Mickael Jackson 1958 - 2009
Hier, vers 23 h 30, j’ouvre la porte de l’appartement et aperçois mon chien allongé devant la porte du salon, juste en face de l’entrée, cherchant la fraîcheur du carrelage dans la nuit lourde et guettant mon retour. Dans la salle de bains, la radio est branchée sur RTL, pour lui tenir compagnie. Soudain, j’entends Georges Lang annoncer que Michael Jackson serait décédé selon un site internet américain, TZN. Je finis de me laver les mains et m’empresse d’allumer la télévision sur LCI. Et les images commencent à tourner en boucle : Michael Jackson serait mort… Pendant une heure, j’entends le même bulletin, les mêmes interviews, je vois les mêmes photos. Et vers minuit trente, la nouvelle est confirmée : il est mort d’une crise cardiaque. Je suis plongé depuis une heure dans la confection de madeleines promises au bureau. Je suis épuisé, le parfum des gâteaux cuits me donne la nausée, il fait chaud dans la cuisine. Las, je m’affale sur le canapé vers une heure et je commence à me demander ce que représentait Michael Jackson pour moi… J’ai évidemment grandi avec sa musique, ses clips, sans jamais vraiment partagé son univers. Toutefois, je me souviens très bien du clip Thriller, présenté un samedi soir, au cours d’une émission de Drucker sur la 2. J’avais été fasciné par ce film et sa musique. J’avais 15 ans. Je n’écoutais pas Jackson à cette époque, je l’entendais sur les radios. Je me demande ce que j’écoutais vraiment. Nous n’avions pas de chaîne stéréo, pour éviter les querelles entre mes parents au sujet du son forcément trop fort qui n’aurait pas manqué de faire entrer mon père, comme à son habitude, dans une colère noire contre la terre entière. J’écoutais la radio sur un gros poste à cassettes. Je crois que le tourne-disque fonctionnait encore. Mon frère aîné avait des disques de lui mais il versait plus dans Trust et ACDC pour me permettre d’écouter souvent Michael. Je n’avais pas la curiosité de chercher à mieux le connaître. Comme souvent pour les chanteurs de ma jeunesse et de mon adolescence, je ne l’ai découvert que plus tard, une fois adulte et indépendant. Re-découvert.
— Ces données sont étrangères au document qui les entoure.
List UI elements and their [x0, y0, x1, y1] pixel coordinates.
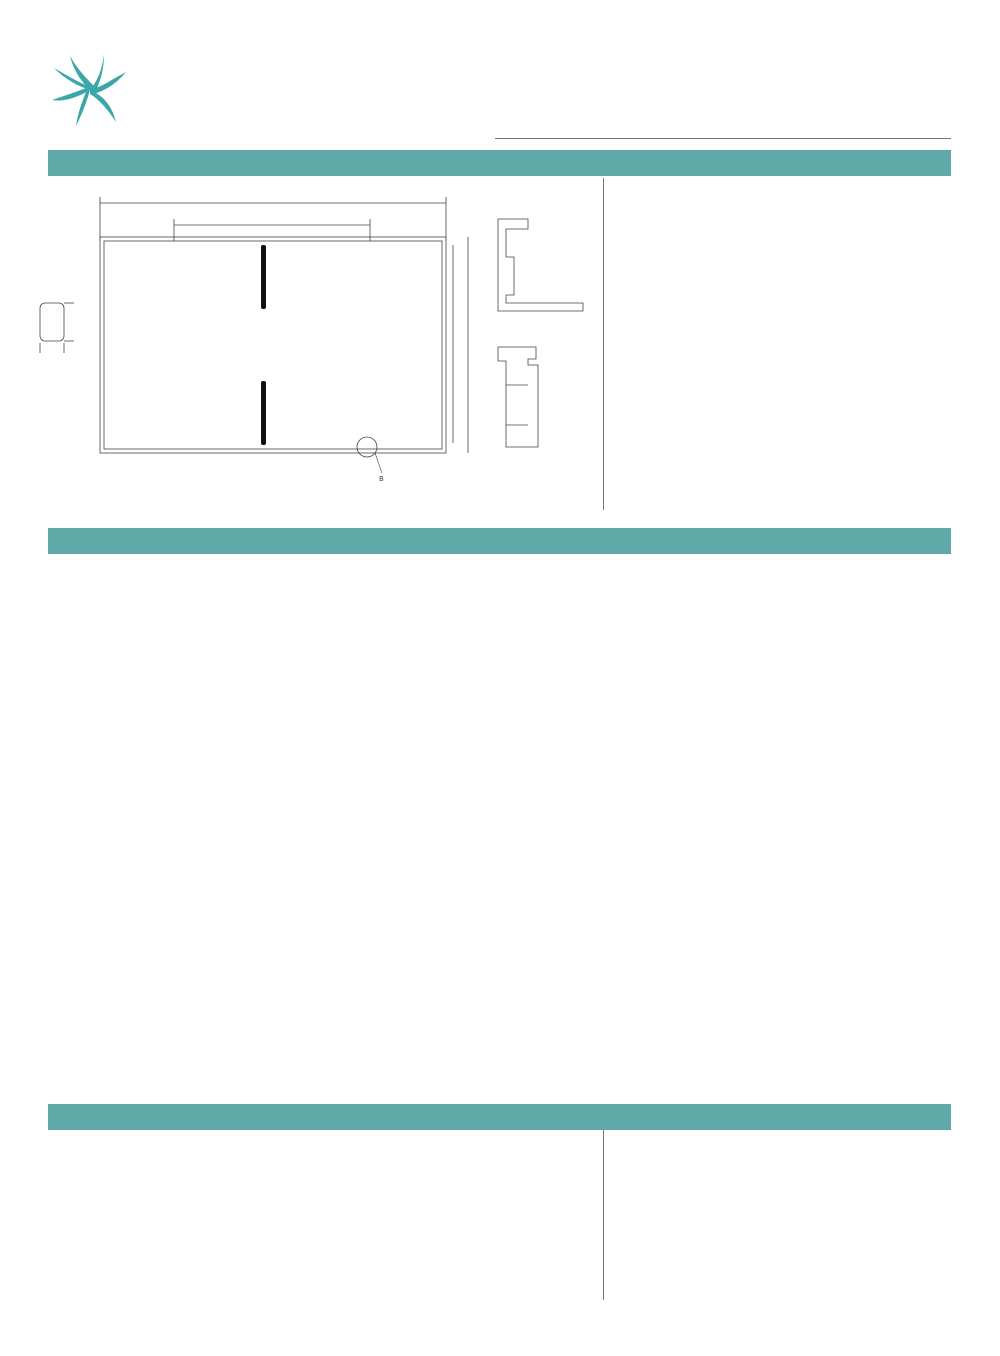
engineering-drawing — [28, 185, 598, 485]
packing-divider — [603, 1130, 604, 1300]
section-bar-top — [48, 150, 951, 176]
section-bar-bottom — [48, 1104, 951, 1130]
section-bar-performance — [48, 528, 951, 554]
panel-drawing — [28, 185, 598, 485]
pv-curve-chart — [330, 1160, 530, 1300]
title-rule — [495, 138, 951, 139]
spec-divider — [603, 178, 604, 510]
iv-curve-chart — [70, 1155, 270, 1300]
sun-logo-icon — [50, 52, 130, 128]
brand-logo — [50, 52, 130, 128]
svg-text:B: B — [379, 475, 384, 483]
Je ne vais pas égrener les chansons que j’apprécie, parce que ma connaissance imparfait de sa carrière m’obligerait à écouter des extraits pour dire si j’aime celle-ci ou celle-là. Il y avait toutefois un je ne sais quoi de vie, de de profondeur dans ses chansons qui accrochaient mon attention. Qui accrochent mon attention, sans que je puisse affirmer haut et fort que j’aime Michael Jackson. Je comprends, qu’à l’instar de beaucoup d’autres, ce chanteur fait finalement partie de ma vie dans laquelle il occupe une petite case. Sa disparition, pour tragique et éprouvante qu’elle soit, ne me cause pas un chagrin si grand que je ressente le besoin de me précipiter demain pour acheter un cd. Pas encore, je pense que cela viendra dans quelques temps, par nostalgie (sic).

J’ai été étonné aujourd’hui, en revanche, de constater l’impact que cette triste mort a sur mes assistantes, pas encore trentenaires. En évoquant cette disparition, j’ai compris qu’elles voyaient une étape importante de leur vie au cours de laquelle elle n’ont jamais vraiment été confrontées à la disparition d’une idole. Sans hystérie, elles m’ont avoué être très touchées parce qu’elles considèrent franchir une étape de leur existence avec ce pan de leur jeunesse qui disparaît. Elles ont grandi avec lui, avec sa musique et le pensait immortel. Elles le croyaient sans doute immortel. Il n’en était rien.

J’ai voulu écrire ce billet pour me souvenir de lui comme un moment de ma vie. Simplement. Au delà des brumes sulfureuses qui l’entouraient, sa musique me touchait sans doute plus que je ne voulais m’en rendre vraiment compte. Son universalité me fascine. Il a existé et c’est le plus important.